By early 2019, despite the economy exiting the recession, unemployment had jumped to nearly 14 percent. With a weakened lira, surging external debt, and low foreign currency reserves, the Turkish economy was already in a fragile state before the onset of the pandemic in early 2020.
Thus, there will be a brief window at the beginning of the Biden presidency, when Erdogan will approach Washington with the understanding that he needs the U.S. more than he thinks the U.S. needs him. Turkey will emerge with even more economic troubles from the Covid pandemic, and this is bad news for Erdogan, who has won over a dozen national elections since 2002 mainly by delivering economic good governance. Erdogan is aware that he will emerge from the pandemic not stronger, but weaker in terms of public support. Erdogan also knows that there is a relationship between the Turkish economy and U.S.-Turkish ties: If the Turkish economy is in brittle shape, and if U.S.-Turkish ties are freefalling at the same time, Turkey’s economy simply tanks, as happened in 2018 during the “Pastor Brunson Crisis.”

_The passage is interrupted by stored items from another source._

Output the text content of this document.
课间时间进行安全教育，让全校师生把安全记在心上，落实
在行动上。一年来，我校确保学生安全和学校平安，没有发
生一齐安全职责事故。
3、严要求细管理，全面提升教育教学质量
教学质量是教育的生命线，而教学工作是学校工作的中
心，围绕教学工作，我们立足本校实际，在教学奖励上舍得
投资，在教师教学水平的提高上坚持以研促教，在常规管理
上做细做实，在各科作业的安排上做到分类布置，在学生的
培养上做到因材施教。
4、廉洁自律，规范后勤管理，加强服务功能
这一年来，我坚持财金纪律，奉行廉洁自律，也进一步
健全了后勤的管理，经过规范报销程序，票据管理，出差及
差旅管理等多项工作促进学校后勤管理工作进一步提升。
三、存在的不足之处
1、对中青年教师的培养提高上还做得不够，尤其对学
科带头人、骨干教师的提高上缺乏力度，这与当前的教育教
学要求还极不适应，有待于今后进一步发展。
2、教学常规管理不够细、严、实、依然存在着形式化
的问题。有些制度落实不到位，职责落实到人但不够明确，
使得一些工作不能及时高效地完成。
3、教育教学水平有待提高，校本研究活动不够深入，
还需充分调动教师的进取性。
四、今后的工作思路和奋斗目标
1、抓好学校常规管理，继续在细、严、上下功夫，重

Erdogan now needs to reverse this dynamic, by creating a narrative that he is getting along just fine with Biden. This means Biden can ask Erdogan to limit his crackdown domestically. But, ultimately Erdogan will avoid any serious concessions to his opposition that would result in his ouster at the ballot box. In other words, Erdogan will make it look as if he is ending his crackdown at home, while keeping the reins of power in his hands.

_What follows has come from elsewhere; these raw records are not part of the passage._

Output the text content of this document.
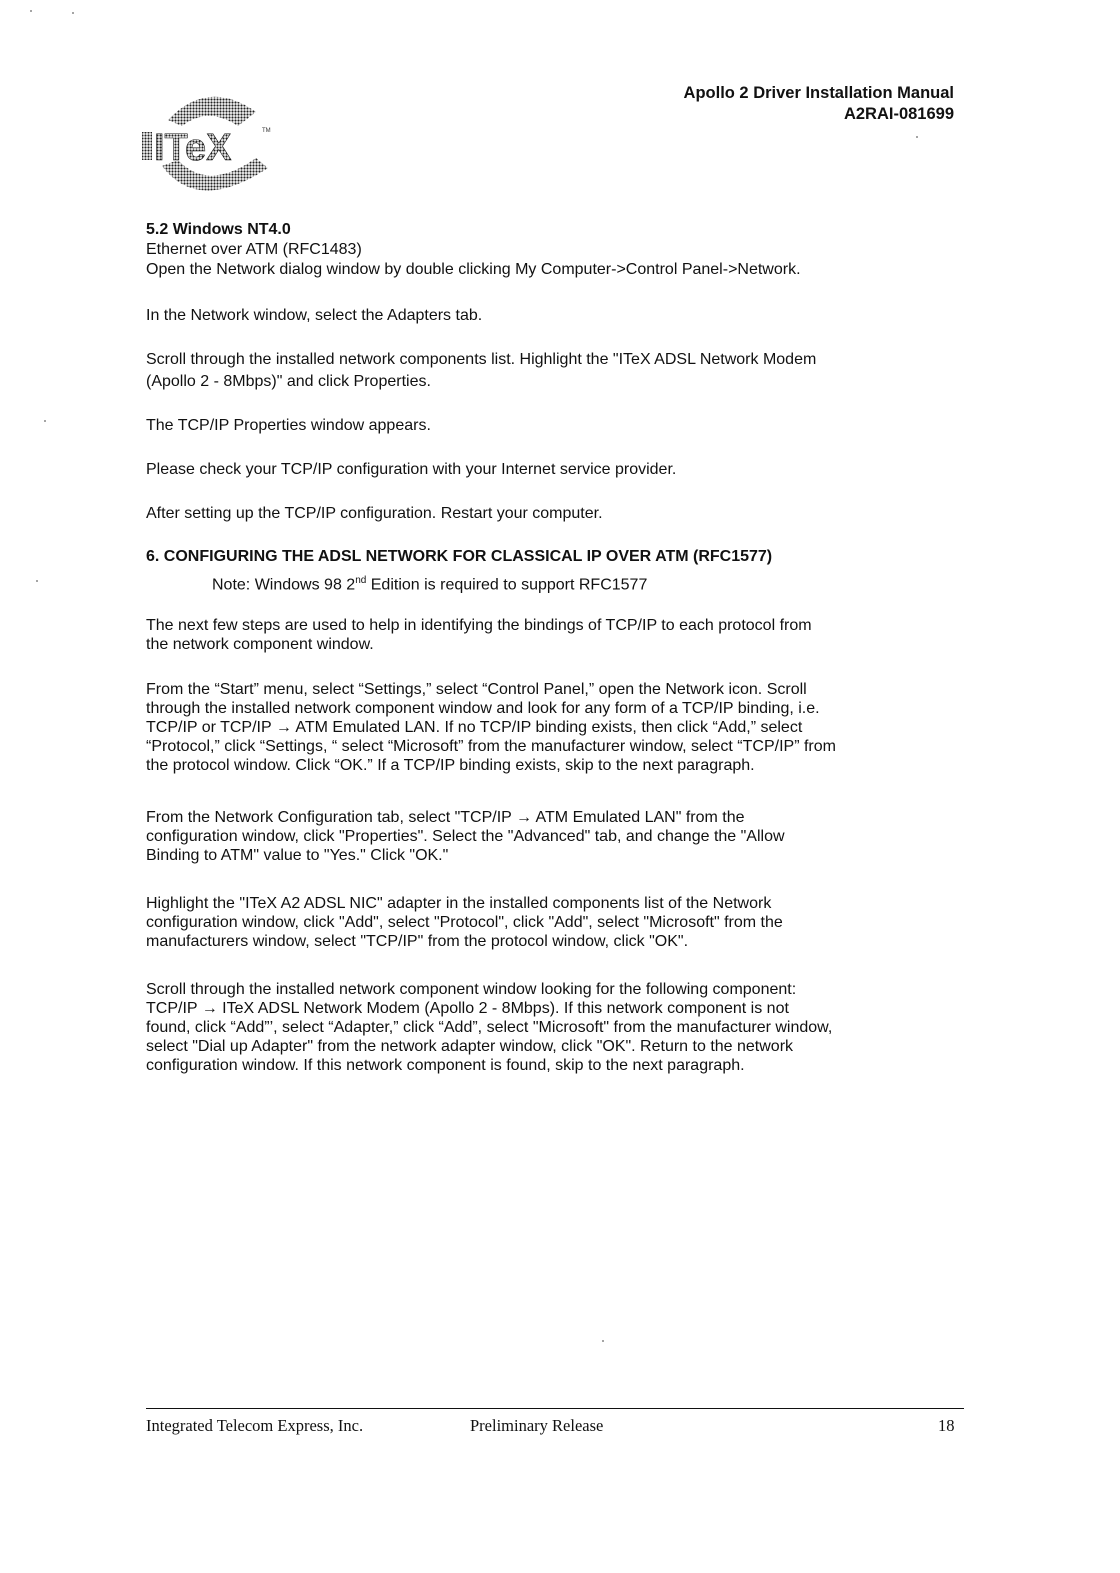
ITeX	TM
Apollo 2 Driver Installation Manual
A2RAI-081699
5.2 Windows NT4.0
Ethernet over ATM (RFC1483)
Open the Network dialog window by double clicking My Computer->Control Panel->Network.
In the Network window, select the Adapters tab.
Scroll through the installed network components list. Highlight the "ITeX ADSL Network Modem
(Apollo 2 - 8Mbps)" and click Properties.
The TCP/IP Properties window appears.
Please check your TCP/IP configuration with your Internet service provider.
After setting up the TCP/IP configuration. Restart your computer.
6. CONFIGURING THE ADSL NETWORK FOR CLASSICAL IP OVER ATM (RFC1577)
Note: Windows 98 2nd Edition is required to support RFC1577
The next few steps are used to help in identifying the bindings of TCP/IP to each protocol from
the network component window.
From the “Start” menu, select “Settings,” select “Control Panel,” open the Network icon. Scroll
through the installed network component window and look for any form of a TCP/IP binding, i.e.
TCP/IP or TCP/IP → ATM Emulated LAN. If no TCP/IP binding exists, then click “Add,” select
“Protocol,” click “Settings, “ select “Microsoft” from the manufacturer window, select “TCP/IP” from
the protocol window. Click “OK.” If a TCP/IP binding exists, skip to the next paragraph.
From the Network Configuration tab, select "TCP/IP → ATM Emulated LAN" from the
configuration window, click "Properties". Select the "Advanced" tab, and change the "Allow
Binding to ATM" value to "Yes." Click "OK."
Highlight the "ITeX A2 ADSL NIC" adapter in the installed components list of the Network
configuration window, click "Add", select "Protocol", click "Add", select "Microsoft" from the
manufacturers window, select "TCP/IP" from the protocol window, click "OK".
Scroll through the installed network component window looking for the following component:
TCP/IP → ITeX ADSL Network Modem (Apollo 2 - 8Mbps). If this network component is not
found, click “Add”’, select “Adapter,” click “Add”, select "Microsoft" from the manufacturer window,
select "Dial up Adapter" from the network adapter window, click "OK". Return to the network
configuration window. If this network component is found, skip to the next paragraph.
Integrated Telecom Express, Inc.	Preliminary Release	18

Similarly, I doubt that Erdogan will return the S-400 missile defense system to Putin. The latter wants to use the missile defense issue to permanently cleave Ankara and Washington. Erdogan sees Putin as his protector, and it is unlikely that the Turkish president will deeply offend his Russian homologue.

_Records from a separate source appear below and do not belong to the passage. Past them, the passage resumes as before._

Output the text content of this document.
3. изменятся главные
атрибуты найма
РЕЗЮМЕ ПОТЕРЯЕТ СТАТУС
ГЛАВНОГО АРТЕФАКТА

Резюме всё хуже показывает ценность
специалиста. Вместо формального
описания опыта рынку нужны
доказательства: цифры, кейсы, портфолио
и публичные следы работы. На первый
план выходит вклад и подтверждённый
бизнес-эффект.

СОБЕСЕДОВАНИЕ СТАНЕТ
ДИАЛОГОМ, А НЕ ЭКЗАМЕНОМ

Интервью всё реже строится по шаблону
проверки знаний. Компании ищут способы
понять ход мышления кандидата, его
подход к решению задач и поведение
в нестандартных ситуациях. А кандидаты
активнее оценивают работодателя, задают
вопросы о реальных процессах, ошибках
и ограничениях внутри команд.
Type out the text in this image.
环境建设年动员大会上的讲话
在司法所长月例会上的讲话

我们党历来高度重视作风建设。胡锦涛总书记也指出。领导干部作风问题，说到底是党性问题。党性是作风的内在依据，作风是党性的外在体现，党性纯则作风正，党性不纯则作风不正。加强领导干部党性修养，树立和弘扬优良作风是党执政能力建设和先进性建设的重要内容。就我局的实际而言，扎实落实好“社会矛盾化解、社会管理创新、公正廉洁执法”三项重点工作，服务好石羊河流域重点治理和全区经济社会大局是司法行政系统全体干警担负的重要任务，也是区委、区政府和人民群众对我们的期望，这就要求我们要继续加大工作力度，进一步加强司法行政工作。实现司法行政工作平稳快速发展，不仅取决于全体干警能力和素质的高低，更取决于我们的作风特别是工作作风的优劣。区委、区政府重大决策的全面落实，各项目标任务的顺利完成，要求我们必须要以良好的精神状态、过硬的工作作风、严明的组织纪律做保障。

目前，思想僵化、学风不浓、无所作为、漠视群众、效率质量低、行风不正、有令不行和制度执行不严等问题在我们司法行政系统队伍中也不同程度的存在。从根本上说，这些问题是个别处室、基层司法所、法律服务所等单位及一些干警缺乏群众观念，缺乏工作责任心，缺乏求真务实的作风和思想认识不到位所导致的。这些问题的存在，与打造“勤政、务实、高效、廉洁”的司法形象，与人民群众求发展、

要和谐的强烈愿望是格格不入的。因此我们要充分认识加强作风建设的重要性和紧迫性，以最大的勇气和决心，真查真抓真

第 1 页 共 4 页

Ultimately, I believe that Erdogan is an intelligent student of U.S. politics. I have followed his career for two decades. He knows well how to play the Rorschach test with each U.S. president, politically becoming what American presidents want to see in their Turkish counterpart. For Bush, a faithful Christian, Erdogan was the “faithful Muslim” in return. For Obama, wishing to speak to Muslims, Erdogan served as that “window to the Muslim world.” And in this last administration, for deal-loving Trump, Erdogan matched him as a deal partner.
Unless Biden tells Erdogan not to worry regarding Putin’s machinations, that the U.S. is completely committed militarily to back the Turkish positions in Syria, Libya, and South Caucasus, and that Washington will look the other way regarding Erdogan’s democratic transgressions—a very tall order— Erdogan will play Biden, but ultimately stick to Putin. Accordingly, I have no doubt Erdogan will become whatever Biden wishes him to be—at least in the short term.